– Ну прямо вылитый! Все морщинки снял с дяди Моси…
– Может, ты сама сняла! – сказал я, обидясь неизвестно на что.
– И сама сняла, – призналась тетка. – Куда ж я от вас денусь…
Трудная тогда выдалась для меня зима, трудная потому, что мне пришлось высвобождать место в сердце, чтобы разместился там второй человек, а я не умел ничего делить в себе на части, не хотел даже втайне поступиться своей привязанностью к Момичу. Этим вторым человеком был наш новый учитель. Он явился к нам лютым январским утром, отбил на крыльце школы умопомрачительную чечетку – в сапожонках был, – а потом зашел в класс и с порога сказал:
– Меня зовут Александр Семенович Дудкин. Здорово, ребята!
Ему было лет восемнадцать, а может, и двадцать два. Он стоял, приплясывая, растирал уши синими набрякшими ладонями и чему-то смеялся. Щеки его пылали как огонь. Мы встали и вразнобой ответили:
– Дра-а-асть!
Так он познакомился с нами, а мы с ним.
Тогда стояла какая-то непутевая погода: каждую ночь бушевала верховая метель, а по утрам наступала вселенская яркая тишина и в мире ничего нельзя было различить – все пряталось под многометровым снежным покровом. Мы приходили в школу закутанные в полушубки, зипуны и платки. На каждом из нас слева направо висела белая холщовая сума. Там мы носили хлеб, казенную книгу для чтения «Утренние зори» и самодельные грохоткие ящички под карандаши и ручки. До последнего стежка и метки сумки походили одна на другую, и только моя была как завезенная из другого села – тетка приделала к ней широкий откидной клапан, а на нем зеленым гарусом вышила петуха и две лупастые буквы «С» и «П». Эта теткина забава-забота и подтолкнула нас с учителем к нечаянной дружбе, – на второй день после его приезда я запоздал на урок, а когда ввалился в класс, то был сражен и подавлен увиденным: у окна, в полосе солнечного клина, стоял учитель в зеленых бриджах и гимнастерке, перетянутой желтым сияющим ремнем с портупеей. Я впервые видел юнгштурмовский костюм и топтался у дверей, не решаясь пройти к своей парте. В классе стояла непривычная тишина.
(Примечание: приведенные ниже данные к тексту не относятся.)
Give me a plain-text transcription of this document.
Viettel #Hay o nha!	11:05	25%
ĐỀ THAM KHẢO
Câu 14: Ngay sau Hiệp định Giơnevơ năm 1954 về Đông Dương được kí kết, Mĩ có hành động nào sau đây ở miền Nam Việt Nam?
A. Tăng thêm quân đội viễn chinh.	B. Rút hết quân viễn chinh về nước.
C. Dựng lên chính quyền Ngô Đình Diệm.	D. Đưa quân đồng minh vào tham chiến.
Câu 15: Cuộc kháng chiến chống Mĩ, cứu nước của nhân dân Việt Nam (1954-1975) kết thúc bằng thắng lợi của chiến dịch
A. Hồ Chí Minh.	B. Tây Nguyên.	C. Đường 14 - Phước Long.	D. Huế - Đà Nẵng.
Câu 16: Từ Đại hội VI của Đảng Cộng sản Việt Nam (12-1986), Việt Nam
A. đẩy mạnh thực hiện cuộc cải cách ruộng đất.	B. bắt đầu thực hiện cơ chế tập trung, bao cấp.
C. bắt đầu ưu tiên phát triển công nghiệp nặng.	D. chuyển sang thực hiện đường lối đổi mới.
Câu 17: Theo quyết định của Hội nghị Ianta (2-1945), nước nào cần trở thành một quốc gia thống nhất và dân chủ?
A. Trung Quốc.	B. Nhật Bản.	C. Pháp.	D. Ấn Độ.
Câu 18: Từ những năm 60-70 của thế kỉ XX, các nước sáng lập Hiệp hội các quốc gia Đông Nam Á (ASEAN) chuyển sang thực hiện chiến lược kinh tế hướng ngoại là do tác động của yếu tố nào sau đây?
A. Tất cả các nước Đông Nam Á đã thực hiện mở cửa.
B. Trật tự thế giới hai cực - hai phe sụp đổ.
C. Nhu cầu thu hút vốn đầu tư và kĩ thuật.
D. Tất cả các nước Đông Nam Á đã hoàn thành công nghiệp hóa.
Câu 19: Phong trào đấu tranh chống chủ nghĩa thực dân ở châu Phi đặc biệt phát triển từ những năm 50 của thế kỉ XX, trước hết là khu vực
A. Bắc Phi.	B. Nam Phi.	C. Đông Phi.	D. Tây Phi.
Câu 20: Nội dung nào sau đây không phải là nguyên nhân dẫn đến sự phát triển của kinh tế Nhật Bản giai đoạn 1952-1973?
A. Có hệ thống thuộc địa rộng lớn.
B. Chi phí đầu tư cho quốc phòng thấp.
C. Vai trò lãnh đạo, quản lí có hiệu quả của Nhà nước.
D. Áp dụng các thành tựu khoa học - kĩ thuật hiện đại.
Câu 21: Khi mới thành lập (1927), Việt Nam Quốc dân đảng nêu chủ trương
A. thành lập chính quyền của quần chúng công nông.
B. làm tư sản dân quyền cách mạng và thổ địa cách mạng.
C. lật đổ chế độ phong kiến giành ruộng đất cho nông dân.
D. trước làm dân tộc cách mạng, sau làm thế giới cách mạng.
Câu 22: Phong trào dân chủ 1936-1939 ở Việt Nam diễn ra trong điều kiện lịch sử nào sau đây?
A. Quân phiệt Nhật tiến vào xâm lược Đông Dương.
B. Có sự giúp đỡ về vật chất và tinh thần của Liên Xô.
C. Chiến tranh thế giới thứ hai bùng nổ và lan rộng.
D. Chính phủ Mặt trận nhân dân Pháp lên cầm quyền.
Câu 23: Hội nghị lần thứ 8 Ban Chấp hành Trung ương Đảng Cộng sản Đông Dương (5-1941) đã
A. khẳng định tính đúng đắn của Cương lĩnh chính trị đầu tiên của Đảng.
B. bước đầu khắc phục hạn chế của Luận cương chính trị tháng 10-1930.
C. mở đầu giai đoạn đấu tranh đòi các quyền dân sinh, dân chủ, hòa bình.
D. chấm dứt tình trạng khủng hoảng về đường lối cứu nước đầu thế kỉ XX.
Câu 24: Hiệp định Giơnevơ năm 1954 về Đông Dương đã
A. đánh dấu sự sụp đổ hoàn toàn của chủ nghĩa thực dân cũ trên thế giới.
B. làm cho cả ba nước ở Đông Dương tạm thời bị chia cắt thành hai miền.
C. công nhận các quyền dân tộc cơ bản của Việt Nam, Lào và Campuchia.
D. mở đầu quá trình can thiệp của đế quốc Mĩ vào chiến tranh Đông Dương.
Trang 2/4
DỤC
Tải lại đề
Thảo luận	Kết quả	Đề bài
– Ну? А почему ты не здороваешься? – командно-весело спросил Дудкин и ступил ко мне, не выходя из солнечного луча. Я стоял и смотрел на его портупею. Он поиграл на ней пальцами левой руки, а правой погладил гарусного петуха на моей сумке и заинтересованно спросил:
– Сам, что ли, нарисовал?
– Не, тетка Егориха вышила, – сказал я.
– А буквы что означают?
– Меня самого, – сказал я. – Санька Письменов.
– А по отчеству как тебя?
– Семенович, – почему-то не сразу ответил я.
Так мы разом выяснили, что ходим в тезках и что я до последних корешков души восхищен его портупеей. В тот же день я узнал – и навсегда почему-то запомнил, – что Лермонтов (стихи его были у нас в «Утренних зорях») буржуйский поэт, не признающий рабоче-крестьянскую революцию. За всю жизнь он написал один-единственный пролетарский стишок – «На смерть поэта», но это получилось у него случайно, потому что тогда какой-то белый офицерюга убил на дуэли Пушкина. Между прочим, Пушкин тоже был крепостником-помещиком…
То ли мой гарусный петух и буквы, то ли неотрывный взгляд, каким я смотрел на портупею, но это особым и нужным, видать, ладом улеглось на сердце Александру Семеновичу: он пересадил меня с задней на переднюю парту, чтобы я был ближе к окну и к нему самому. С затаенным чувством родственности – тезка же! – я заметил, что в ясные дни Саше Дудкину трудно совладалось с какой-то щекочущей его изнутри и снаружи радостью; он не выходил тогда из солнечного русла и не ступал, а будто плавал в нем и то и дело взглядывал на меня.